Build Your Own NAS/Router on a Budget with the Banana Pi
Having an NAS (Network Area Storage) connected to your home network is great for file sharing and other applications, but they can be a…
Having an NAS (Network Area Storage) connected to your home network is great for file sharing and other applications, but they can be a little high priced. Not wanting to pay those exuberant prices, creative hacker Blake Burkhart decided to build his own but with several goals in mind — it had to cost less than a cheap commercial two-bay NAS, have low power consumption, have some router functionality, and maybe run some IoT things.
Burkhart designed his NAS/Router using the Banana Pi BPI-R2 SBC, which features everything he needed for the build, including a pair of SATA connectors for the hard drives and Gigabit Ethernet for network access.

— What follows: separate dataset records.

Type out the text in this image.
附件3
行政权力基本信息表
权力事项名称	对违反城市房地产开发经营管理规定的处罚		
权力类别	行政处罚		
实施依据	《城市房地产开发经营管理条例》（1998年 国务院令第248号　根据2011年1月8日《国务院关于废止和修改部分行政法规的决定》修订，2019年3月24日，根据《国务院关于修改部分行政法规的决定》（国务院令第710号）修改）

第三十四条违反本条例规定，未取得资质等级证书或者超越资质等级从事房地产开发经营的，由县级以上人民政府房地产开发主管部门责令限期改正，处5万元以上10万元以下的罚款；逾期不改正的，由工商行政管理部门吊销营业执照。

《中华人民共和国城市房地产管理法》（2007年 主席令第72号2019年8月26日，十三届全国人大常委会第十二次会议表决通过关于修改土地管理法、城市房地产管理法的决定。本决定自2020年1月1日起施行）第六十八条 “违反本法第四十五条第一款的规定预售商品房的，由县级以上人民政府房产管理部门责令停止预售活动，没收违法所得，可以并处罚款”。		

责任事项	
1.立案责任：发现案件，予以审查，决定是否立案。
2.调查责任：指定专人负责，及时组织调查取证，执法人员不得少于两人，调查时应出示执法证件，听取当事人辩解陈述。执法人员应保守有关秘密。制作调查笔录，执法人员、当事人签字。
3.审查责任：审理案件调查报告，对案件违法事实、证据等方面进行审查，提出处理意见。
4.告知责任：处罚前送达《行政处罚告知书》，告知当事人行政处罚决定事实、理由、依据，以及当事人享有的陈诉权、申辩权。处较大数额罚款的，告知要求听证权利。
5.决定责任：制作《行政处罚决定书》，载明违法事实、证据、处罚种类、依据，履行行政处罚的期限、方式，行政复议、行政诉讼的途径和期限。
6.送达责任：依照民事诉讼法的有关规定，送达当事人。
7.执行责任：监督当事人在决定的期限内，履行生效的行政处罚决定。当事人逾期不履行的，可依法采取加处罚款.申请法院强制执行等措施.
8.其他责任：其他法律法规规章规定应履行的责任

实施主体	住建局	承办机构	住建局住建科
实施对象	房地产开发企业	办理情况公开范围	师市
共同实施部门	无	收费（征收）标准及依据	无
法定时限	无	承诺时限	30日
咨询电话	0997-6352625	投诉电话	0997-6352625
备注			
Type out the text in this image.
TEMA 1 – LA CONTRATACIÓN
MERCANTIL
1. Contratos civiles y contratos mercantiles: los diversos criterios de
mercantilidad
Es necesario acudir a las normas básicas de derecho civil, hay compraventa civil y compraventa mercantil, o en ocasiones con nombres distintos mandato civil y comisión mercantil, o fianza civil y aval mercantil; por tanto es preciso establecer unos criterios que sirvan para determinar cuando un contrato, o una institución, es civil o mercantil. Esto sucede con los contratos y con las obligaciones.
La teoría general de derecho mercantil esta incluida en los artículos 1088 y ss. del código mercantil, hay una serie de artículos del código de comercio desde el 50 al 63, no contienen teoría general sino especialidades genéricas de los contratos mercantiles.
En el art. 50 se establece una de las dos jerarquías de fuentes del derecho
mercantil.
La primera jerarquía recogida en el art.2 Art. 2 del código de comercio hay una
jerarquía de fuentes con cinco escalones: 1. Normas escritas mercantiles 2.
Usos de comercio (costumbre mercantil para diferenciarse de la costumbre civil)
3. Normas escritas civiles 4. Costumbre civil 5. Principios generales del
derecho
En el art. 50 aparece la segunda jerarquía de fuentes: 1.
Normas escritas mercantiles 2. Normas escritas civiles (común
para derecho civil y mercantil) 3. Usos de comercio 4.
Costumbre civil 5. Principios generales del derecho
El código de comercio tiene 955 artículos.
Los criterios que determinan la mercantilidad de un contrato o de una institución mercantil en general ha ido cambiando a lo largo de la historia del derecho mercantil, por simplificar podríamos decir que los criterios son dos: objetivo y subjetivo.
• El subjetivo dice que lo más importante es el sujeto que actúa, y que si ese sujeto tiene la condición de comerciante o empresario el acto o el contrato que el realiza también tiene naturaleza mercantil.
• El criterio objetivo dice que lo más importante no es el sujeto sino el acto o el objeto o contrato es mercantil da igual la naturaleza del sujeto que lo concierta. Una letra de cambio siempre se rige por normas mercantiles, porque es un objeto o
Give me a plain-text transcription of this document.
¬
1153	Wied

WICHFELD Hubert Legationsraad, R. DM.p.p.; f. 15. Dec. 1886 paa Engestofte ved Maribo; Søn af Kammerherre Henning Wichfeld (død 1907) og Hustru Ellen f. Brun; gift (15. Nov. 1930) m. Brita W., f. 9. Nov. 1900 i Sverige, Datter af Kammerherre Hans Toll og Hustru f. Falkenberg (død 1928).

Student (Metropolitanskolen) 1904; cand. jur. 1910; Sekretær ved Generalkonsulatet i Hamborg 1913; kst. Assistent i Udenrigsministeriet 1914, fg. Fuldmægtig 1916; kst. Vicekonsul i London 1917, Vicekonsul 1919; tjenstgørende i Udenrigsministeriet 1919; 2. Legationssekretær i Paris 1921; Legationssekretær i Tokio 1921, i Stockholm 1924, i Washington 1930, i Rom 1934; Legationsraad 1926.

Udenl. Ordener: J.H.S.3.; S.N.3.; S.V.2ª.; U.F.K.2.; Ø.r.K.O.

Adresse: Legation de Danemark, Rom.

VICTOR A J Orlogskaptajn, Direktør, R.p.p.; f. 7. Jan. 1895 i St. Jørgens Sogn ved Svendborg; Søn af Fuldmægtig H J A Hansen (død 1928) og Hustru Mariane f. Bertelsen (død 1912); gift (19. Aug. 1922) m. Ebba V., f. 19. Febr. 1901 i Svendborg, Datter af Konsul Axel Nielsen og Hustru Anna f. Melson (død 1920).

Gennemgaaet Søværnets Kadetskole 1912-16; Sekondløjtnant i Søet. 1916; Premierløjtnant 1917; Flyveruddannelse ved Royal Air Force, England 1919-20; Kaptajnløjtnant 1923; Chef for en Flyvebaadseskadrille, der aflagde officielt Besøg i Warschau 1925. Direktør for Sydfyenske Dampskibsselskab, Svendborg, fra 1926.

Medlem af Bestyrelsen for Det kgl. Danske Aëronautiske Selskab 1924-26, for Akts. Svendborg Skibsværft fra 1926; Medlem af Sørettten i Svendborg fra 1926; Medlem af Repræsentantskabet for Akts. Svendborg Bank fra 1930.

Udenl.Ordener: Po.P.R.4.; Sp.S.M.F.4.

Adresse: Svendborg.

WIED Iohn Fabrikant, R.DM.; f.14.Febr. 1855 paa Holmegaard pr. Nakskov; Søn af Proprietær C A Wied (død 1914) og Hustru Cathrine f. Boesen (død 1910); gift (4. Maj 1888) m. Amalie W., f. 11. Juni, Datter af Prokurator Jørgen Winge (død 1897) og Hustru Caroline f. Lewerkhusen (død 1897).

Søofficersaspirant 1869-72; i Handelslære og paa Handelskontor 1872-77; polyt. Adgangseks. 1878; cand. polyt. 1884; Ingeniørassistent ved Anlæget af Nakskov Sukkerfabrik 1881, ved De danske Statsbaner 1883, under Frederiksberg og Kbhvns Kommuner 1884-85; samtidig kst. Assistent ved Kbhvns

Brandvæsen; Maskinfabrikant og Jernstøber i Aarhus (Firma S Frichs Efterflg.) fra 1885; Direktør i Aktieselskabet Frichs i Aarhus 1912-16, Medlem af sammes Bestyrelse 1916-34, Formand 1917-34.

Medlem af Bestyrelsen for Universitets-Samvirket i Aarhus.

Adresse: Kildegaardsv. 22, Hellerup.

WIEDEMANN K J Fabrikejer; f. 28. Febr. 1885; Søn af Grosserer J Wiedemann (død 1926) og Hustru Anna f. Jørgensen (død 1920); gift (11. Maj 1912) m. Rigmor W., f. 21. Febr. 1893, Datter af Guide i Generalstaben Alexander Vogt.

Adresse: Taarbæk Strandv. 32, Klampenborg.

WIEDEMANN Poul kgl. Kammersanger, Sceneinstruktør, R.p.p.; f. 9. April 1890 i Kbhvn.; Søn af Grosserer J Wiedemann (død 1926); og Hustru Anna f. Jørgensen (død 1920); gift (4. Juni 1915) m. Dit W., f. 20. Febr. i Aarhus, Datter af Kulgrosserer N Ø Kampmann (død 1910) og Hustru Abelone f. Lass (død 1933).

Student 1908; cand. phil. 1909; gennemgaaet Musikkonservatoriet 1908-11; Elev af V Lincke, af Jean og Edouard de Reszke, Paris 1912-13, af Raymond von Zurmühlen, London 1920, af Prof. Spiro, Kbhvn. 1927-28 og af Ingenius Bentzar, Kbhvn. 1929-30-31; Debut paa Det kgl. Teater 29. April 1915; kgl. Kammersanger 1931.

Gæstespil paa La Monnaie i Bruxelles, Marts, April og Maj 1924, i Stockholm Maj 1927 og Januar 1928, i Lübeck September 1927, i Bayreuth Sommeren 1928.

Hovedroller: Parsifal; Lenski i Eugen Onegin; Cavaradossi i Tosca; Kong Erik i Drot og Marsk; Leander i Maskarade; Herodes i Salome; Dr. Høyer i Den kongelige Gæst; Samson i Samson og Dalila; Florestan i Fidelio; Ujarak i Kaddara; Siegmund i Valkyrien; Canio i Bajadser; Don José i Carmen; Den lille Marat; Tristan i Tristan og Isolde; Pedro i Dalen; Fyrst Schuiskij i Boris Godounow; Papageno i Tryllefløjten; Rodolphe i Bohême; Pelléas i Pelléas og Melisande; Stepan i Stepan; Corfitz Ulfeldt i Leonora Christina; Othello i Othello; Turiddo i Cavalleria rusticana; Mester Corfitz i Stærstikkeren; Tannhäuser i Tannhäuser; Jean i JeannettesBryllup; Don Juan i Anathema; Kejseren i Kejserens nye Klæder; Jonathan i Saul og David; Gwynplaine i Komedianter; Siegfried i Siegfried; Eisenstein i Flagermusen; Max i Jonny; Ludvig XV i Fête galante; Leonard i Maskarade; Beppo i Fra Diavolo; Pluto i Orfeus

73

For the enclosure, Burkhart used a three-bay hot-swap HDD module-2X for storage, and the other used to mount the Banana Pi, which he then crafted an acrylic laser-cut side panel to access the Pi’s ports.
Since the case was meant to be mounted inside of a computer, it uses either Molex or SATA connectors to provide power. For his project, Burkhart bought a used Jentec JTA0512 power supply that offers only one 6-pin connector, which he chopped off and reterminated it with a modular SATA cable, offering both 12V and 5V for the Pi and a pair of WD Easystore 8Gb HDDs.
All in all, the NAS/Router is an affordable ($153 excluding HDDs) DIY NAS that anyone can make, but Burkhart states there are several drawbacks using the Banana Pi, as it’s slow even though it uses a 32-bit quad-core SoC. It also has limited SATA bandwidth (300mbps), limited RAM (2Gb), and a terrible WiFi chip. Minus any wireless applications, Burkhart considers his build success and states it works well as a standalone NAS platform.